A group of soldiers on Sunday took over the national television station and announced that President Patrice Talon had been deposed.
But loyalist army forces ultimately defeated the attempted putsch with the help of neighboring Nigeria, which carried out military strikes on Cotonou and deployed troops.
West Africa has endured a sequence of coups in the last years that have severely eroded French influence and presence in what were French colonies up until independence.
Mali saw coups in 2020 and 2021, followed by Burkina Faso in 2022 and then Niger in 2023. French forces that had been deployed in these countries for an anti-jihadist operation consequently pulled out.
A successful putsch in Benin, also a former French colony, would have been seen as a new blow to the standing of Paris and Macron in the region.
On Sunday, Macron spoke with Talon as well as the leaders of top regional power Nigeria, and Sierra Leone, which holds the presidency of West African regional bloc ECOWAS, the aide said.
The situation in Benin “caused serious concern for the president (Macron), who unequivocally condemned this attempt at destabilization, which fortunately failed,” said the aide.
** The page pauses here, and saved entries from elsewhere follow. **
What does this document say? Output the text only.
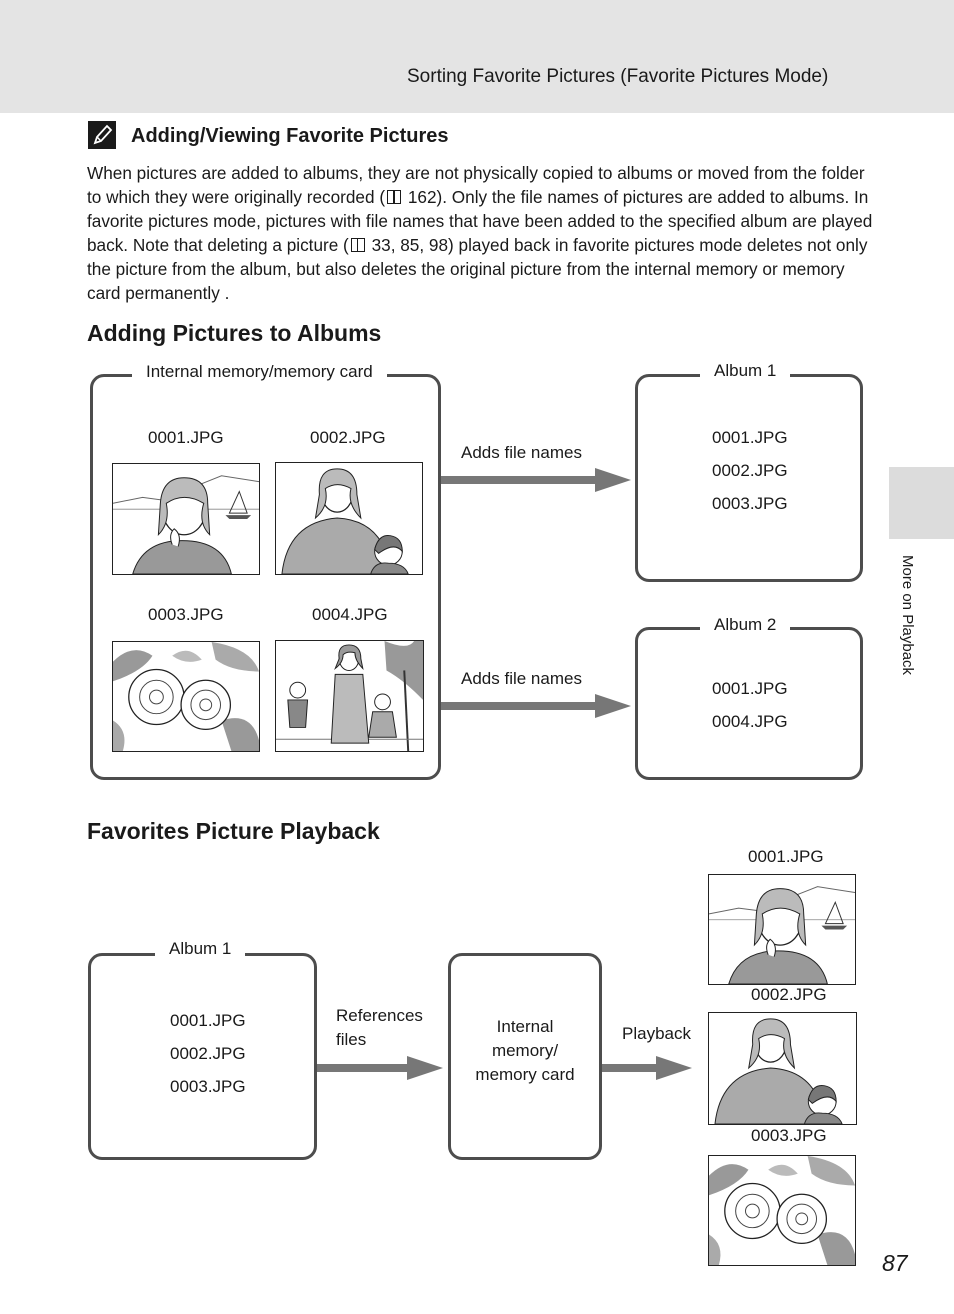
Sorting Favorite Pictures (Favorite Pictures Mode)
More on Playback
Adding/Viewing Favorite Pictures

When pictures are added to albums, they are not physically copied to albums or moved from the folder to which they were originally recorded ( 162). Only the file names of pictures are added to albums. In favorite pictures mode, pictures with file names that have been added to the specified album are played back. Note that deleting a picture ( 33, 85, 98) played back in favorite pictures mode deletes not only the picture from the album, but also deletes the original picture from the internal memory or memory card permanently .

Adding Pictures to Albums
Internal memory/memory card
0001.JPG	0002.JPG
0003.JPG	0004.JPG
Adds file names
Adds file names
Album 1
0001.JPG
0002.JPG
0003.JPG
Album 2
0001.JPG
0004.JPG
Favorites Picture Playback
Album 1
0001.JPG
0002.JPG
0003.JPG
References
files
Internal
memory/
memory card
Playback
0001.JPG
0002.JPG
0003.JPG
87
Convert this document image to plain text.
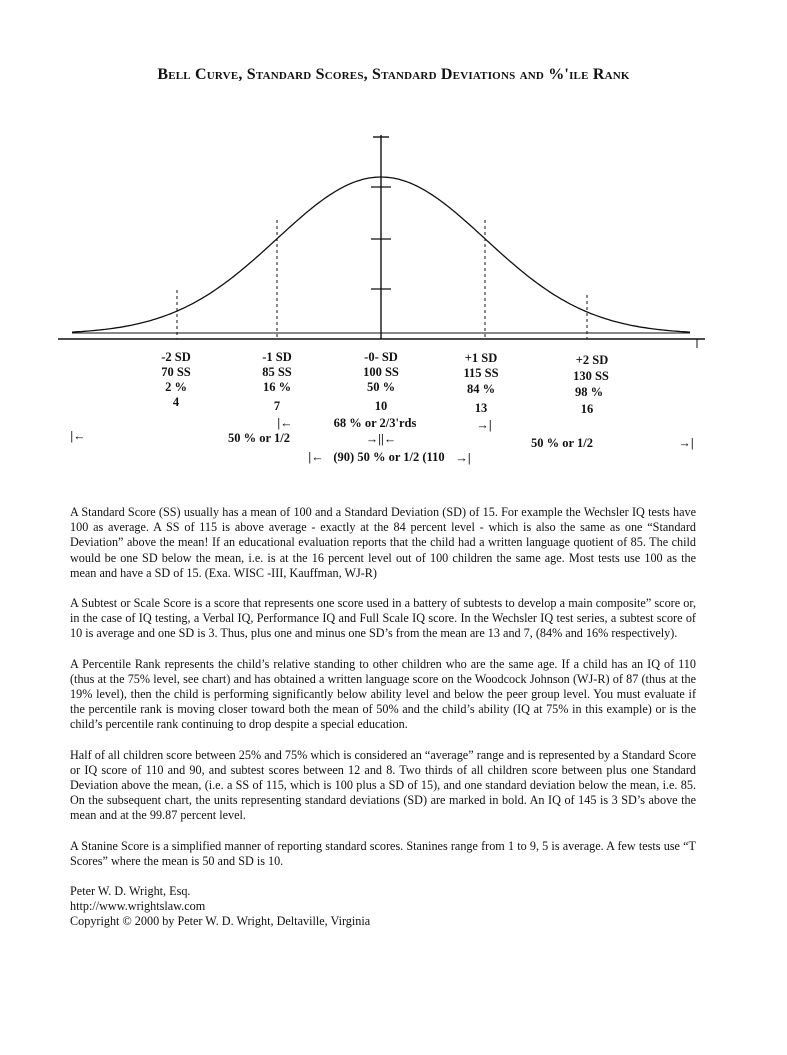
Bell Curve, Standard Scores, Standard Deviations and %'ile Rank
-2 SD
70 SS
2 %
4
-1 SD
85 SS
16 %
7
-0- SD
100 SS
50 %
10
+1 SD
115 SS
84 %
13
+2 SD
130 SS
98 %
16
|←	68 % or 2/3'rds	→|
|←	50 % or 1/2	→||←	50 % or 1/2	→|
|← (90) 50 % or 1/2 (110 →|

A Standard Score (SS) usually has a mean of 100 and a Standard Deviation (SD) of 15. For example the Wechsler IQ tests have 100 as average. A SS of 115 is above average - exactly at the 84 percent level - which is also the same as one “Standard Deviation” above the mean! If an educational evaluation reports that the child had a written language quotient of 85. The child would be one SD below the mean, i.e. is at the 16 percent level out of 100 children the same age. Most tests use 100 as the mean and have a SD of 15. (Exa. WISC -III, Kauffman, WJ-R)

A Subtest or Scale Score is a score that represents one score used in a battery of subtests to develop a main composite” score or, in the case of IQ testing, a Verbal IQ, Performance IQ and Full Scale IQ score. In the Wechsler IQ test series, a subtest score of 10 is average and one SD is 3. Thus, plus one and minus one SD’s from the mean are 13 and 7, (84% and 16% respectively).

A Percentile Rank represents the child’s relative standing to other children who are the same age. If a child has an IQ of 110 (thus at the 75% level, see chart) and has obtained a written language score on the Woodcock Johnson (WJ-R) of 87 (thus at the 19% level), then the child is performing significantly below ability level and below the peer group level. You must evaluate if the percentile rank is moving closer toward both the mean of 50% and the child’s ability (IQ at 75% in this example) or is the child’s percentile rank continuing to drop despite a special education.

Half of all children score between 25% and 75% which is considered an “average” range and is represented by a Standard Score or IQ score of 110 and 90, and subtest scores between 12 and 8. Two thirds of all children score between plus one Standard Deviation above the mean, (i.e. a SS of 115, which is 100 plus a SD of 15), and one standard deviation below the mean, i.e. 85. On the subsequent chart, the units representing standard deviations (SD) are marked in bold. An IQ of 145 is 3 SD’s above the mean and at the 99.87 percent level.

A Stanine Score is a simplified manner of reporting standard scores. Stanines range from 1 to 9, 5 is average. A few tests use “T Scores” where the mean is 50 and SD is 10.

Peter W. D. Wright, Esq.
http://www.wrightslaw.com
Copyright © 2000 by Peter W. D. Wright, Deltaville, Virginia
ECOWAS has said troops from Ghana, Ivory Coast, Nigeria and Sierra Leone were being deployed to Benin to help the government “preserve constitutional order.”
The bloc had threatened intervention during Niger’s 2023 coup that deposed president Mohamed Bazoum — an ally of Macron — but ultimately did not act.
France also did not carry out any intervention against the Niger coup.
“France has offered its full political support to ECOWAS, which made a very significant effort this weekend,” said the aide.